In conclusion, our data indicate that olfactory performance in children with Covid-19 decreases with increasing age and improves with the passage of time after illness (Figure 2).

Figure 2.

Odor identification test score.

OD test scores have a linear correlation with OI test score in both standard and triangular modality (Figure 3).

Figure 3.

Correlation between OI score and OD scores.

Abbreviations: OI, odor identification; OD, odor discrimination.

In subjects with chemosensory impairment, it could be useful to perform a follow-up for smell and taste, and, in case of persistent alterations, diet should be monitored. In fact, olfaction is essential to achieve a balanced diet for proper nutrition.^26,27 For a young person, during the crucial years of their psychophysical development, proper nutrition is essential.

The recognition of smells depends on the children's familiarity with them. To make sure we did not have low scores for cultural, regional, and local food habits bias, we compared the results with those of a control group. It was selected so as to have the same geographical origin, cultural background, and dietary habits of the experimental group. By comparing the results with the Mann–Whitney test, we can state that there is no statistically significant difference between the groups under study. Therefore, the cut-offs expressed in the literature cannot be taken as a reference for our population. But the reduction of the olfactory capacities with increasing age and proximity to the disease remains confirmed. As well as the presence of 22% of patients with significantly hyposmic values (scores of 4 and 5) at the odor identification test is confirmed.

Further studies, on larger populations, are needed to better define the behavior of Covid-19 and, although our populations did not have a statistically significant difference, we can affirm that the olfactory sequelae of Sars-CoV-2 remain, in isolated cases, even after healing.
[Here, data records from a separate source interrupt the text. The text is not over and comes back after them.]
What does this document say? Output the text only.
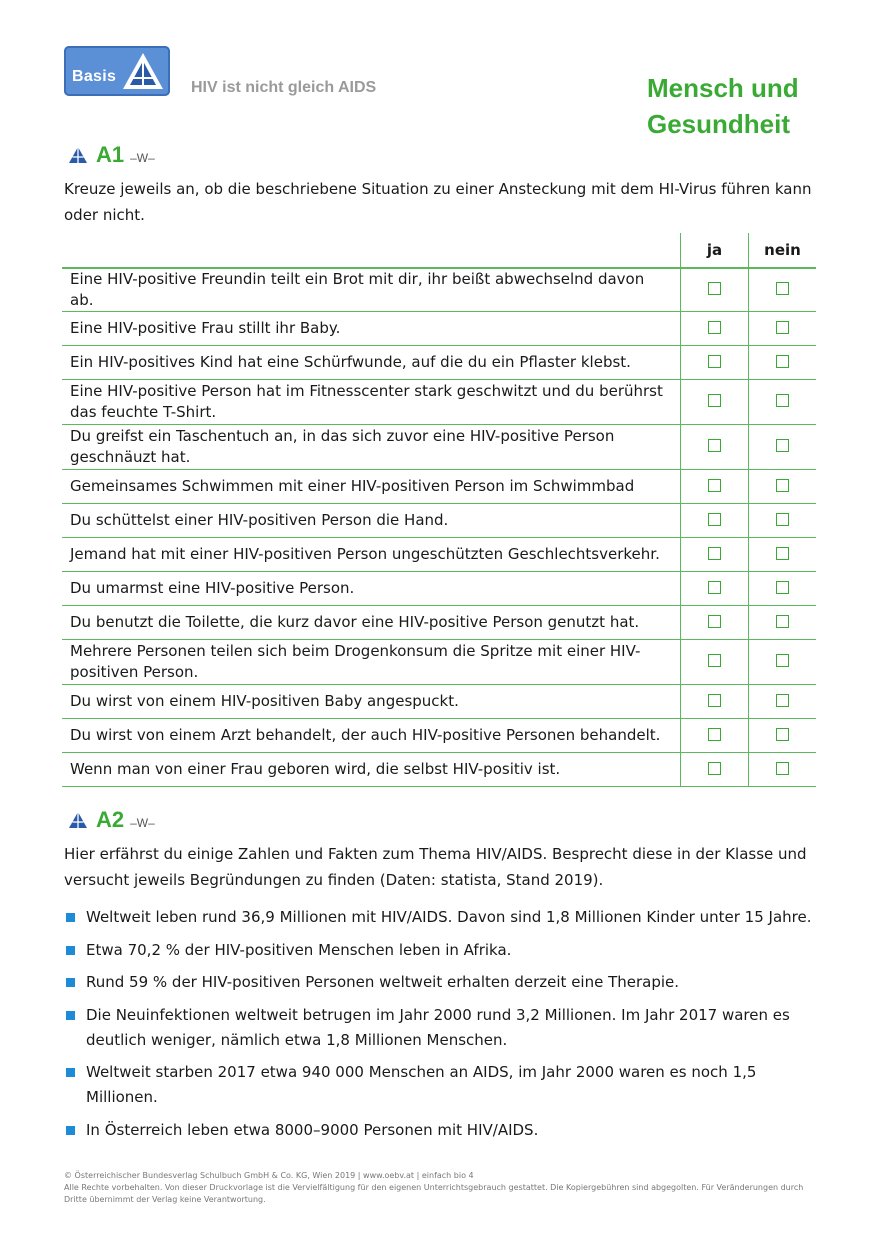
Basis
HIV ist nicht gleich AIDS	Mensch und
Gesundheit
A1 –W–
Kreuze jeweils an, ob die beschriebene Situation zu einer Ansteckung mit dem HI-Virus führen kann oder nicht.
	ja	nein
Eine HIV-positive Freundin teilt ein Brot mit dir, ihr beißt abwechselnd davon ab.		
Eine HIV-positive Frau stillt ihr Baby.		
Ein HIV-positives Kind hat eine Schürfwunde, auf die du ein Pflaster klebst.		
Eine HIV-positive Person hat im Fitnesscenter stark geschwitzt und du berührst das feuchte T-Shirt.		
Du greifst ein Taschentuch an, in das sich zuvor eine HIV-positive Person geschnäuzt hat.		
Gemeinsames Schwimmen mit einer HIV-positiven Person im Schwimmbad		
Du schüttelst einer HIV-positiven Person die Hand.		
Jemand hat mit einer HIV-positiven Person ungeschützten Geschlechtsverkehr.		
Du umarmst eine HIV-positive Person.		
Du benutzt die Toilette, die kurz davor eine HIV-positive Person genutzt hat.		
Mehrere Personen teilen sich beim Drogenkonsum die Spritze mit einer HIV-positiven Person.		
Du wirst von einem HIV-positiven Baby angespuckt.		
Du wirst von einem Arzt behandelt, der auch HIV-positive Personen behandelt.		
Wenn man von einer Frau geboren wird, die selbst HIV-positiv ist.		
A2 –W–
Hier erfährst du einige Zahlen und Fakten zum Thema HIV/AIDS. Besprecht diese in der Klasse und versucht jeweils Begründungen zu finden (Daten: statista, Stand 2019).
Weltweit leben rund 36,9 Millionen mit HIV/AIDS. Davon sind 1,8 Millionen Kinder unter 15 Jahre.
Etwa 70,2 % der HIV-positiven Menschen leben in Afrika.
Rund 59 % der HIV-positiven Personen weltweit erhalten derzeit eine Therapie.
Die Neuinfektionen weltweit betrugen im Jahr 2000 rund 3,2 Millionen. Im Jahr 2017 waren es deutlich weniger, nämlich etwa 1,8 Millionen Menschen.
Weltweit starben 2017 etwa 940 000 Menschen an AIDS, im Jahr 2000 waren es noch 1,5 Millionen.
In Österreich leben etwa 8000–9000 Personen mit HIV/AIDS.
© Österreichischer Bundesverlag Schulbuch GmbH & Co. KG, Wien 2019 | www.oebv.at | einfach bio 4
Alle Rechte vorbehalten. Von dieser Druckvorlage ist die Vervielfältigung für den eigenen Unterrichtsgebrauch gestattet. Die Kopiergebühren sind abgegolten. Für Veränderungen durch Dritte übernimmt der Verlag keine Verantwortung.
The main limitation of our study is the sample size. The low number of patients recruited is mainly due to the difficulty of enrolling children and carrying out all the clinical tests required by our protocol. We hope to be able to share data on larger populations in the future. Furthermore, it would be useful to extend the follow-up of patients already enrolled and to measure their olfactometric outcomes over time.

However, this study remains the first in the literature to perform a clinical test for the measurement of smell in children, not collecting data only with anamnesis or questionnaires. Whereby, we find it useful to share our current observations.

Conclusion

Loss of smell and taste should be considered a pediatric symptom of Covid-19 and it should always be tested because it can be the only manifestation of infection. Olfactory function in Covid-19 children decreases with increasing age and improves with the passage of time after illness.

In some cases, olfactory sequelae can remain even longer after healing, the usefulness of a follow-up of the olfactory and gustatory functions should be evaluated.